The Meskine Catholic Private School, built and inaugurated on 25 June 2014, houses 115 students (55 boys and 60 girls), and is one of seven schools which receive children displaced by attacks perpetrated by Boko Haram. The project has as its objectives not only to contribute to the provision of universal basic education of all children in Cameroon, but specifically to guarantee primary education for these children. In order to facilitate this, the school planned to build two new classrooms, and a request was made to St. Anthony’s Charities for €18,000 to cover the building costs.


Three instalments



The first instalment of €6,000 was received on 29 December 2015, and work commenced on 15 January 2016. The first stage of the project involved creating the construction site, in particular to enable storage and to secure the materials, including the large quantities of cement purchased. “Breeze blocks to be used for the whole of the construction were then manufactured,” explains Djamba, “This was followed by excavation of the site and the laying of the foundations for the second phase.”

Following receipt of the second tranche of €6,000 work began on the next phase: this involved elevation of the walls, plastering, and the purchase and fitting of windows. “The construction company continued with work beyond the second phase because they also had other work in the area,” says Djamba. “They constructed the roof in order to prevent risks associated with the coming rainy season, which generally has drastic consequences in our zone.” The final instalment covered the cost of the roofing, finishing and fittings, and painting. The works were completed on 14 May 2016. “We estimate that around 100 students each year will benefit from these new classrooms,” adds Djamba.


Education weapon


In the future, responsibility for maintenance costs and teacher’s salaries will be assumed by the Maroua-Mokolo diocese. “The diocese provides an important part of the education of children and young people,” Djamba explains. “Education is one of the main weapons, if not the essential weapon, in the fight against intolerance, including the religious fundamentalism of the islamists of Boko Harem. In providing this education, we increase the chances of creating a society and environment of tolerance and interreligious dialogue.
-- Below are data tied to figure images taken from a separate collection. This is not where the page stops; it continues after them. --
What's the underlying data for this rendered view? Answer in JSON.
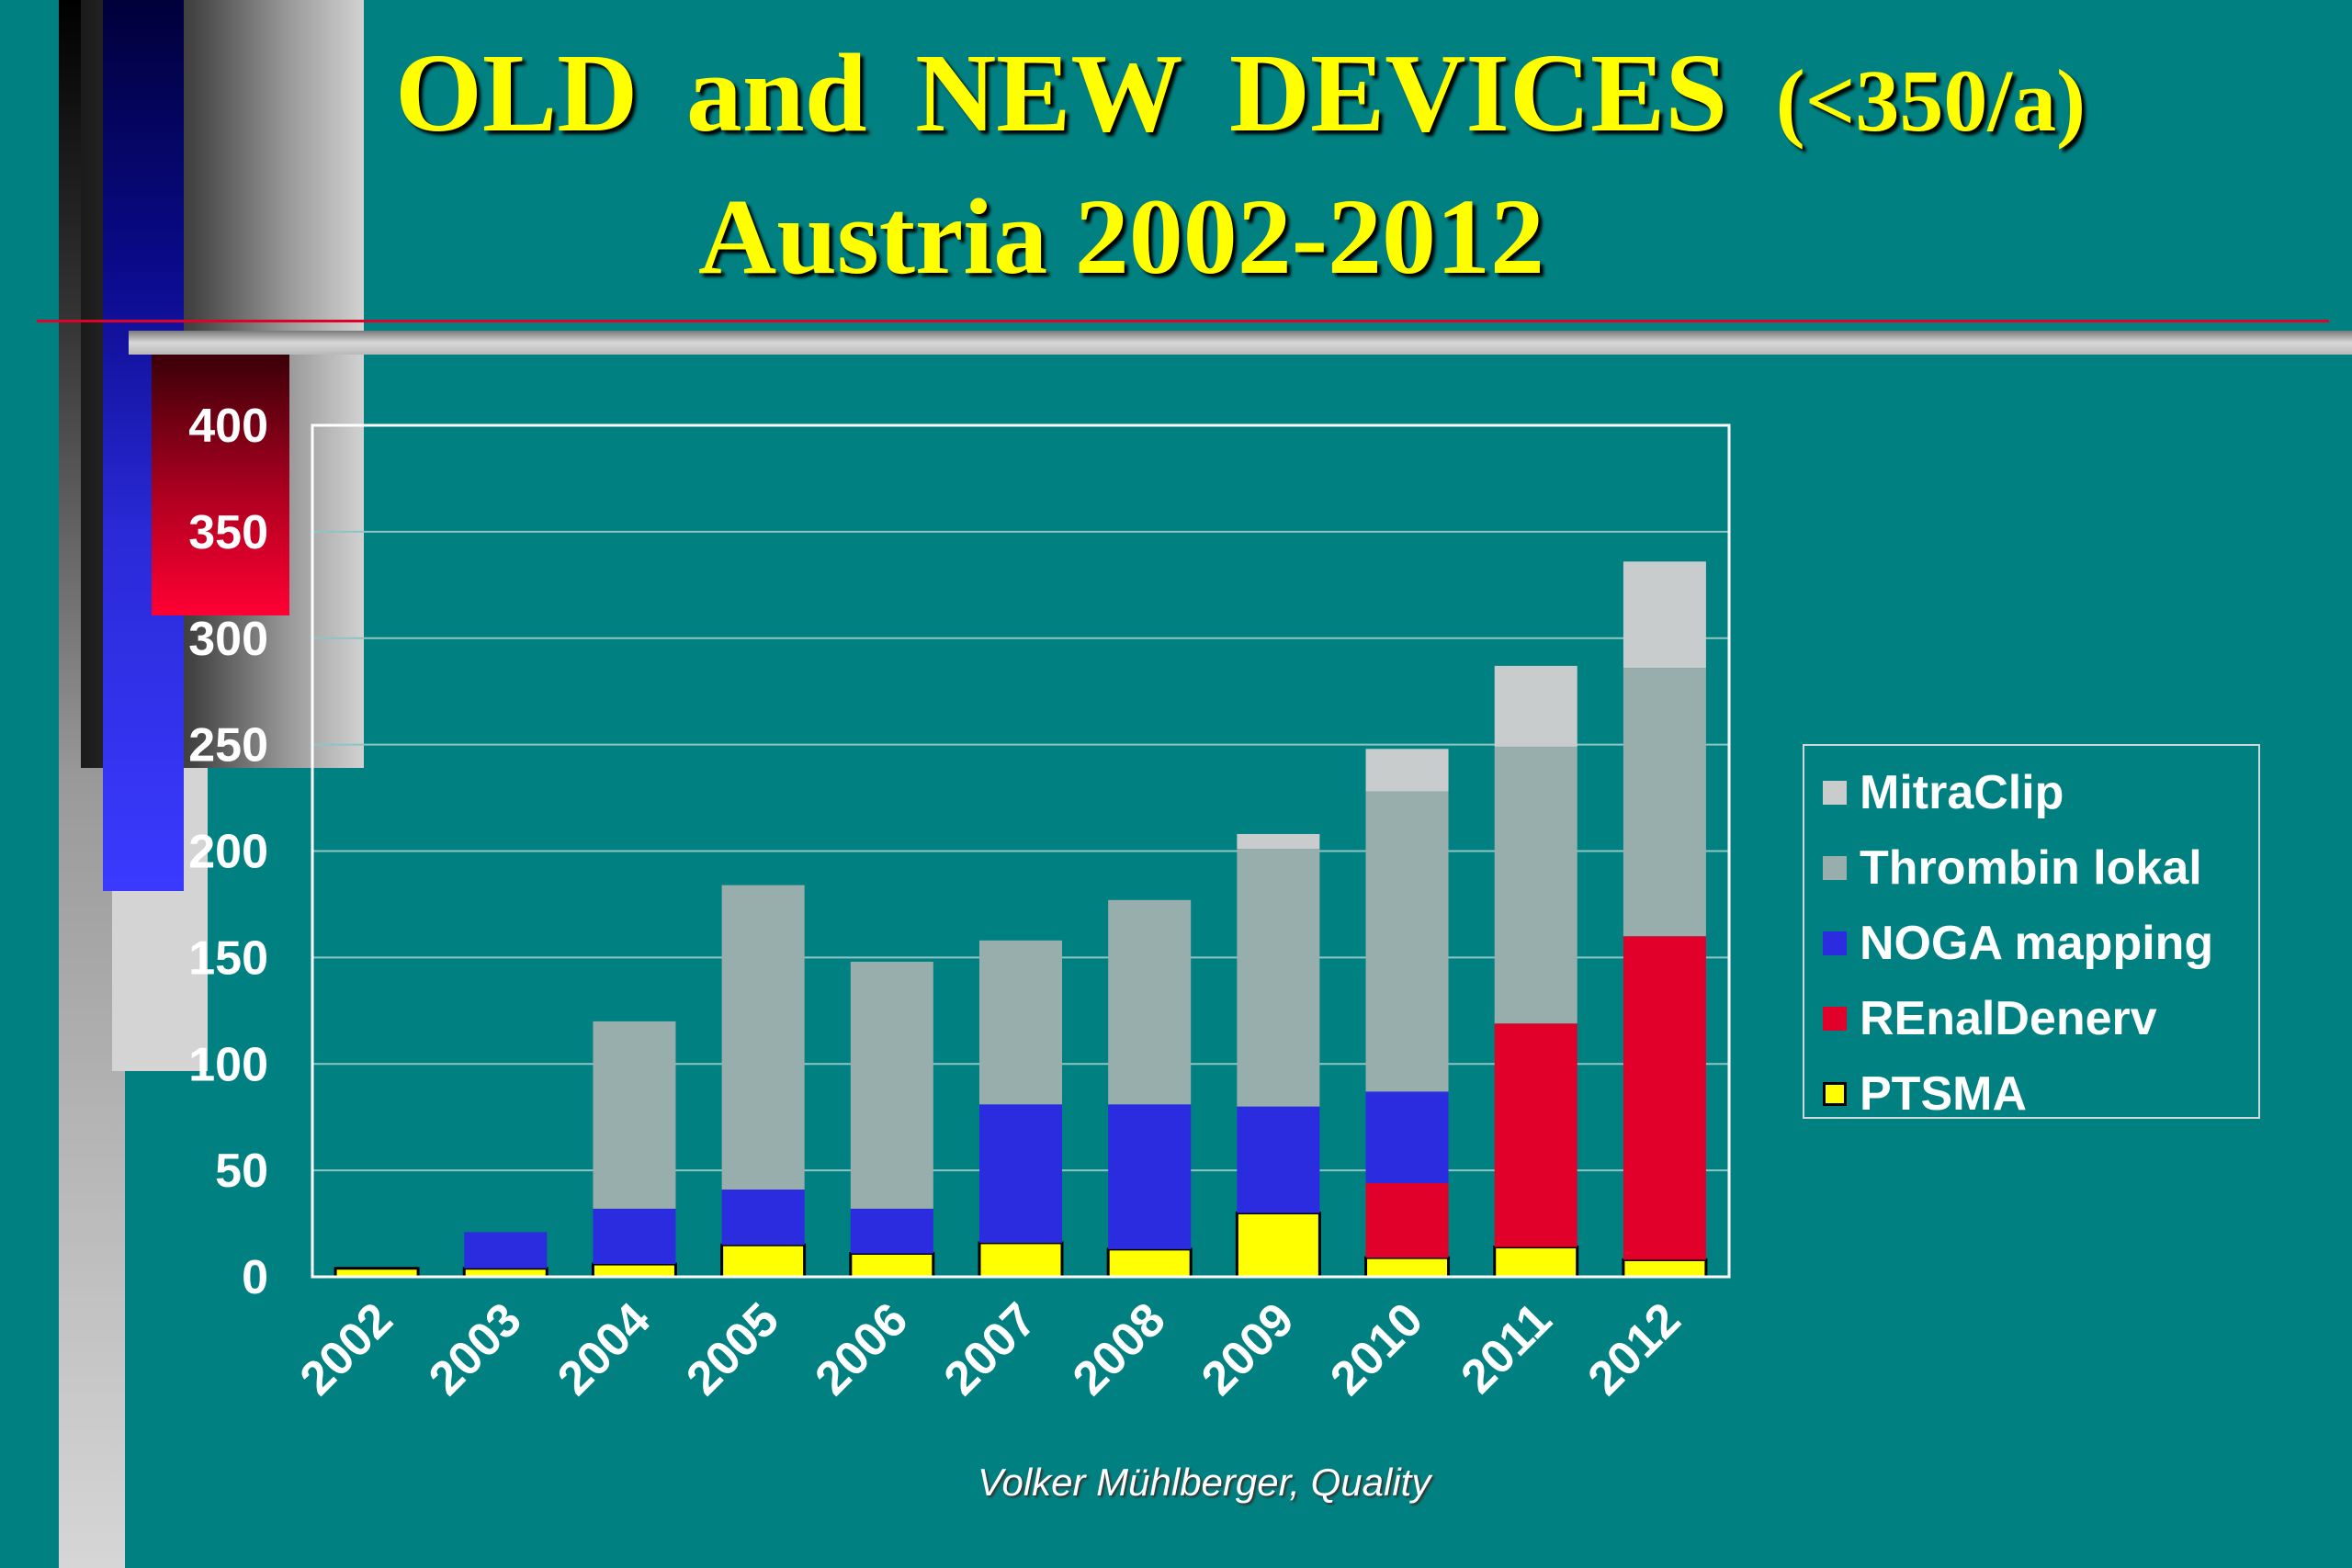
{
  "slide": {
    "title_main": "OLD and NEW DEVICES",
    "title_suffix": "(<350/a)",
    "title_line2": "Austria 2002-2012",
    "credit": "Volker Mühlberger, Quality"
  },
  "chart_data": {
    "type": "bar",
    "stacked": true,
    "categories": [
      "2002",
      "2003",
      "2004",
      "2005",
      "2006",
      "2007",
      "2008",
      "2009",
      "2010",
      "2011",
      "2012"
    ],
    "series": [
      {
        "name": "PTSMA",
        "color": "#ffff00",
        "values": [
          4,
          4,
          6,
          15,
          11,
          16,
          13,
          30,
          9,
          14,
          8
        ]
      },
      {
        "name": "REnalDenerv",
        "color": "#e0002a",
        "values": [
          0,
          0,
          0,
          0,
          0,
          0,
          0,
          0,
          35,
          105,
          152
        ]
      },
      {
        "name": "NOGA mapping",
        "color": "#2b2be0",
        "values": [
          0,
          17,
          26,
          26,
          21,
          65,
          68,
          50,
          43,
          0,
          0
        ]
      },
      {
        "name": "Thrombin lokal",
        "color": "#97aeac",
        "values": [
          0,
          0,
          88,
          143,
          116,
          77,
          96,
          121,
          141,
          130,
          126
        ]
      },
      {
        "name": "MitraClip",
        "color": "#c8cccc",
        "values": [
          0,
          0,
          0,
          0,
          0,
          0,
          0,
          7,
          20,
          38,
          50
        ]
      }
    ],
    "legend_order": [
      "MitraClip",
      "Thrombin lokal",
      "NOGA mapping",
      "REnalDenerv",
      "PTSMA"
    ],
    "yticks": [
      0,
      50,
      100,
      150,
      200,
      250,
      300,
      350,
      400
    ],
    "ylim": [
      0,
      400
    ],
    "grid": true,
    "legend_position": "right",
    "title": "OLD and NEW DEVICES (<350/a) Austria 2002-2012",
    "xlabel": "",
    "ylabel": ""
  }
}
In the Far North Region we are moving from a feudal system to liberation which promotes private initiative and the emergence of formerly neglected groups of the mountainous regions of our diocese. There is a real beginning of open-mindedness: new agricultural techniques are being adopted, dialogue between couples is improving, the management of family assets is becoming more democratic, women are opening up to the education of children, there is an awareness of the importance of schooling for girls, and self-promotion. In our Christian communities, in our march towards the establishment of a society based on justice and fraternity, we are decided for Christ, and with Him to change our world, our villages and communities.”

“The educational situation in the Diocese of Maroua-Mokolo required particularly urgent action, especially for the reception of children displaced as a result of the actions of Boko Haram,” concludes Abbot Djamba. “The classrooms built at the Meskine Catholic Private School, thanks to St. Anthony’s Charities and the readers of the Messenger of Saint Anthony, will make a significant contribution to the elimination of the educational supply gap. Many displaced children in this area will now feel welcomed. We wish you all a prosperous 2017.”